The U.S. Chamber of Commerce strongly opposes the “United States Reciprocal Trade Act” expected to be introduced by Rep. Sean Duffy. If enacted, the bill would undermine U.S. economic growth and job creation, elicit damaging retaliatory tariffs against U.S. exports, and cede Congressional power to the executive in a manner that raises constitutional concerns.

The bill would effectively give the President unilateral authority to increase U.S. tariffs on imports from any foreign country. The harm to Americans would be immediate: Tariffs are taxes, and they are paid by American families and American businesses.

Many domestic manufacturers depend on foreign sources for materials and components not available in the U.S. or only available in limited quantities or at high prices, so further tariff hikes would undermine U.S. competitiveness, dampen economic growth, and chill job creation. The damage is especially pronounced for small businesses, which represent 98 percent of all U.S. exporters.

The bill would invite massive tariff retaliation against U.S. exports. It does not consider commitments the United States has made in the World Trade Organization (WTO) or other trade agreements, which have reduced foreign tariffs on U.S. exports dramatically. Abandoning these agreements and raising tariffs in a tit-for-tat trade war would inflict substantial harm on the 35 million Americans whose jobs depend on trade. American farmers and ranchers would likely be among the hardest hit, as seen in the foreign retaliation spurred by recent U.S. Sec. 232 and 301 tariffs.

Further, enactment of this bill would raise serious constitutional issues concerning the delegation to the executive of the exclusive power of Congress to “lay and collect Taxes, Duties, Imposts and Excises,” as laid out in Article 1 of the U.S. Constitution. The bill proposes to abdicate to the executive the extraordinary Congressional power to impose tariffs with no meaningful limit on the President’s discretion.

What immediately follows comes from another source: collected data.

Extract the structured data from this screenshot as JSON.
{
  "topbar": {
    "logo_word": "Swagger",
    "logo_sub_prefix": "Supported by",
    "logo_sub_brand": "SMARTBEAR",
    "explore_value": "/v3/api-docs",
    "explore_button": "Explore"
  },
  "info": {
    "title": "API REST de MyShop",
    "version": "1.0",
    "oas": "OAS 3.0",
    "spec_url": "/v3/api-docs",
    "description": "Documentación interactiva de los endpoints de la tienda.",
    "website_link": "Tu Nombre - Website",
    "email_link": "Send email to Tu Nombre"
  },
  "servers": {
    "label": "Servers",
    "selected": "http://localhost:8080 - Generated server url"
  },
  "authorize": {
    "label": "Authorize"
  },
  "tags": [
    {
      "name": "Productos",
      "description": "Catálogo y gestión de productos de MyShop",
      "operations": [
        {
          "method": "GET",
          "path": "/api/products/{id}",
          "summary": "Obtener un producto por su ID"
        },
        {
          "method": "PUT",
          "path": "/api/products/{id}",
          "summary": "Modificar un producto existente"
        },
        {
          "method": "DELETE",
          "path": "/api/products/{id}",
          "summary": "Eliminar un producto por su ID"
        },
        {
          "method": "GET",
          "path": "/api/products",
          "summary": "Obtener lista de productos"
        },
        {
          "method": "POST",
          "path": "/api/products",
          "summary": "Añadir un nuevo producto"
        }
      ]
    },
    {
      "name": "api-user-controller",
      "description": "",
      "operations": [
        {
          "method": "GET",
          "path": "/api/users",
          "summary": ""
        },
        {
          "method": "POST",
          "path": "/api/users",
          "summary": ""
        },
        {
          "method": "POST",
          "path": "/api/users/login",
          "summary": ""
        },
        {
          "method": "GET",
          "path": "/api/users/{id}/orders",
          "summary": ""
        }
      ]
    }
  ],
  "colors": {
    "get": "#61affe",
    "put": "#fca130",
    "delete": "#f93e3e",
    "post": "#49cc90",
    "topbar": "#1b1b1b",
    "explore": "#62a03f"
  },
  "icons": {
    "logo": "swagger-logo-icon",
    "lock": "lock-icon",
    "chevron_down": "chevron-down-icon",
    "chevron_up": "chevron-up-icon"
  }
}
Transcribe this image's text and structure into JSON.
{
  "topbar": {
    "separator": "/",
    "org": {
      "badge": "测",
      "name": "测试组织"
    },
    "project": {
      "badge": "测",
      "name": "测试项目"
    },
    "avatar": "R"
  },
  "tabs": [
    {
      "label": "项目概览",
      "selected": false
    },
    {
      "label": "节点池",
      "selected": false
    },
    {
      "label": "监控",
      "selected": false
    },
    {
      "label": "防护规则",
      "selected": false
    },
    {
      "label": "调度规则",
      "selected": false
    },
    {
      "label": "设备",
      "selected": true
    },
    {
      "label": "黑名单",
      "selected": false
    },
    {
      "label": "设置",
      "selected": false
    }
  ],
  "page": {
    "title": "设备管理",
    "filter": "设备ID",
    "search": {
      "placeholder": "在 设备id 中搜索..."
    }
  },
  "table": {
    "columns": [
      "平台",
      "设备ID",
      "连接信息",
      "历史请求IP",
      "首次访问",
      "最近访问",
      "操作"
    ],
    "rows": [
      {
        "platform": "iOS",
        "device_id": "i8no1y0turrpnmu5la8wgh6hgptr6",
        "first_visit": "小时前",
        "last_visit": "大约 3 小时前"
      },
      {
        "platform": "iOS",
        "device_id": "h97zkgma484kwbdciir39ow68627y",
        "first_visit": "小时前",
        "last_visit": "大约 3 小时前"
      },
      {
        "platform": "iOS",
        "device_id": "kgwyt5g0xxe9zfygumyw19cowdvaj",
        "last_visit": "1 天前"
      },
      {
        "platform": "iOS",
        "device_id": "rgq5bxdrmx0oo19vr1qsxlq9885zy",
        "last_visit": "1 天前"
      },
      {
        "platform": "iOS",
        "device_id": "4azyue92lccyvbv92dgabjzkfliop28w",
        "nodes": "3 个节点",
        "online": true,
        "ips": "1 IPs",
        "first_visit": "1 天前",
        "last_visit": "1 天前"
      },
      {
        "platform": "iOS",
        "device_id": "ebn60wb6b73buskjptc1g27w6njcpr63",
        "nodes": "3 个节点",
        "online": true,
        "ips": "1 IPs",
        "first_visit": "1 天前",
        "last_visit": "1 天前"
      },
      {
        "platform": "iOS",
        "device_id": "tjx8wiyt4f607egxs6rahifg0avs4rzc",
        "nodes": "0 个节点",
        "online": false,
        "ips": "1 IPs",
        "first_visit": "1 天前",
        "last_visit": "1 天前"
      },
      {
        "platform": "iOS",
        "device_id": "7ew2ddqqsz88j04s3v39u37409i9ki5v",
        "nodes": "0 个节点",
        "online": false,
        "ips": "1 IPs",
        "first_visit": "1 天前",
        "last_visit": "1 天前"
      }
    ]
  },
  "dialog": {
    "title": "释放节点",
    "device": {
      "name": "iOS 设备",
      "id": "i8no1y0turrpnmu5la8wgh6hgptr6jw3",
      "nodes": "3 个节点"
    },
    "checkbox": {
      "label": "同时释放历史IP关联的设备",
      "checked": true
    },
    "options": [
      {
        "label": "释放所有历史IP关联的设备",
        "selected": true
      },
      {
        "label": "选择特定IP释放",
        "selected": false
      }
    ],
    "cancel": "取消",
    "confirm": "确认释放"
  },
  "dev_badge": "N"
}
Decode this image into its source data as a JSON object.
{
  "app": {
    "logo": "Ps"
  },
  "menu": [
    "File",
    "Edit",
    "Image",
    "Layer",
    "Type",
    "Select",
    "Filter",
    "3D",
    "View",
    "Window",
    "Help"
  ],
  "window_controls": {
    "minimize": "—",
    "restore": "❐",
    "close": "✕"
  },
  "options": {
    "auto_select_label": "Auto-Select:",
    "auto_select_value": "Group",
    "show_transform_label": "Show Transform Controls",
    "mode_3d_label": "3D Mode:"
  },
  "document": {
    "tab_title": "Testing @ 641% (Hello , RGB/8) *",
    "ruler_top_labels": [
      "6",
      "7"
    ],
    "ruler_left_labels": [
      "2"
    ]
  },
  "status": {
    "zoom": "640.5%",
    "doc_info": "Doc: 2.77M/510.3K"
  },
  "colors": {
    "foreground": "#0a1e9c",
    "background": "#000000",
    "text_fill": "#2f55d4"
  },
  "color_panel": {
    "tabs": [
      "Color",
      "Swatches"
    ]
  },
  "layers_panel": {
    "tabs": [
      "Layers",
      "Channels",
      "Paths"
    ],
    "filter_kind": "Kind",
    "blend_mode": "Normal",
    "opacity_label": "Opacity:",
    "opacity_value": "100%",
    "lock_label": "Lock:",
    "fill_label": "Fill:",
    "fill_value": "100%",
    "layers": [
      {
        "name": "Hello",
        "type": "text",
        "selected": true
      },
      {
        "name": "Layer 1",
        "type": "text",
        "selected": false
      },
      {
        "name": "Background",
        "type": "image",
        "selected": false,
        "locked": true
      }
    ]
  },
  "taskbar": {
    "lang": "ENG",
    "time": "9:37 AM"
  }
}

Surely, the Congress could not delegate to the executive the authority to raise income tax rates at whim whenever the President decides that current tax levels are not “fair,” and this proposal relating to a different form of taxation is not substantially different. Recent tariff actions by the executive and the economic damage they have inflicted on American families and businesses argue that Congress should reclaim—not further divest—its tariff authority.